1834
Emancipation in the British Empire
Eight hundred thousand enslaved people across the British Caribbean were formally freed - though forced into a cruel 'apprenticeship' that looked suspiciously like bondage under another name. Full freedom came four years later. The slaveholders received twenty million pounds in compensation. The formerly enslaved received nothing but their own exhausted bodies.
Zollverein Begins
Eighteen German states abolished tariffs between themselves and agreed on a common external tariff. Prussia, tactfully, had organized the whole thing. It was a customs union before it was a nation - and thirty years before Bismarck, the economic shape of a unified Germany had quietly been poured. Austria's exclusion from the Zollverein ensured that any future German unification would follow Prussian, not Habsburg, lines.
Poor Law Amendment
The Whig parliament overhauled English poor relief, abolishing outdoor assistance and funneling the destitute into workhouses designed to be worse than the worst-paid independent work. Conditions were calculated to deter. Dickens would set Oliver Twist in one within three years.
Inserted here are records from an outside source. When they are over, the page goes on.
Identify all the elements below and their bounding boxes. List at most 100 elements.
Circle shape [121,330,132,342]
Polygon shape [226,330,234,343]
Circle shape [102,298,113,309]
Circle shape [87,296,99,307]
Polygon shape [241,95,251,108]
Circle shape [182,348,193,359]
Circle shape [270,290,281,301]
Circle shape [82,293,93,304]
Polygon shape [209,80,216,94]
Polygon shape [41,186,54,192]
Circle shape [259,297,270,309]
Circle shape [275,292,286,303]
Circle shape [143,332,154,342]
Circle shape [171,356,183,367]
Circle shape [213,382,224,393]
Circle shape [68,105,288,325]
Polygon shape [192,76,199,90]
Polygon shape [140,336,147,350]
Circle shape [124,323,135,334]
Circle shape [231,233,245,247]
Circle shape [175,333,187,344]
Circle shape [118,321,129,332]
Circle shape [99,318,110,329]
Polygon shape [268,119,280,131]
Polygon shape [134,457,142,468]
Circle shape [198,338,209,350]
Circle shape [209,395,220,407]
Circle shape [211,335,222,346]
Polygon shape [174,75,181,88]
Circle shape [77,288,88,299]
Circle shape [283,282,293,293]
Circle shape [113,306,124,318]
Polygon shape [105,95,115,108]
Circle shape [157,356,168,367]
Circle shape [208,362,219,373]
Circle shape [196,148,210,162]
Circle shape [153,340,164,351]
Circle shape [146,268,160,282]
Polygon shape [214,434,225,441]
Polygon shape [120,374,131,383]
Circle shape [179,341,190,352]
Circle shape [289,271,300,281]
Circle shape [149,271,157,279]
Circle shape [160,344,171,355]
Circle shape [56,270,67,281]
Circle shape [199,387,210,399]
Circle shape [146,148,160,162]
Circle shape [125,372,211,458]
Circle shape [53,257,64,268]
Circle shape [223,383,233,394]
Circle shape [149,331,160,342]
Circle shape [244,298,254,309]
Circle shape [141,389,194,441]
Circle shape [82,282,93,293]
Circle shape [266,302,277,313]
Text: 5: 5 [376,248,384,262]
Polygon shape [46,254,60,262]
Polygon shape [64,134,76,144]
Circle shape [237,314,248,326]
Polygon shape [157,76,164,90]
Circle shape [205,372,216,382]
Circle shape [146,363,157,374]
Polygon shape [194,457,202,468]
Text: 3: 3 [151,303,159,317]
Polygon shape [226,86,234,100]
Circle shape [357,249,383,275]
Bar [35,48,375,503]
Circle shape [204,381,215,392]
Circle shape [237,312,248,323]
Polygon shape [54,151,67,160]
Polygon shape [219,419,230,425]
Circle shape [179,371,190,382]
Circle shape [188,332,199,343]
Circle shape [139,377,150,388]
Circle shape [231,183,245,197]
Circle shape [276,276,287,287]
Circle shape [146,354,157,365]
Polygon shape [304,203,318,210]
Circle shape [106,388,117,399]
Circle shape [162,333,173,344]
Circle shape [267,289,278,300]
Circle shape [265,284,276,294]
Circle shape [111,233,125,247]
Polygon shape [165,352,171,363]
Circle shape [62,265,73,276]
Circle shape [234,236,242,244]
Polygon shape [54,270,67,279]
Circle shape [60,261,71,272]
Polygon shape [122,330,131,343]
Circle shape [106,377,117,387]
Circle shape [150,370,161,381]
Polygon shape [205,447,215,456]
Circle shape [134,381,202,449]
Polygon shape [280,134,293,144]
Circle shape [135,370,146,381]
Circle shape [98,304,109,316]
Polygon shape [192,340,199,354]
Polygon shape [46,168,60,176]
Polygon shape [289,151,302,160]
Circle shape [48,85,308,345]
The Victorian poor had a new, stony architecture to endure.
Tolpuddle Martyrs
Six Dorset farm laborers who had sworn a mutual oath to form a union were convicted of administering an illegal oath and sentenced to seven years' transportation to Australia. Public outrage built; eight hundred thousand signed a petition. Within three years they had been pardoned, and the British labor movement had its first saints.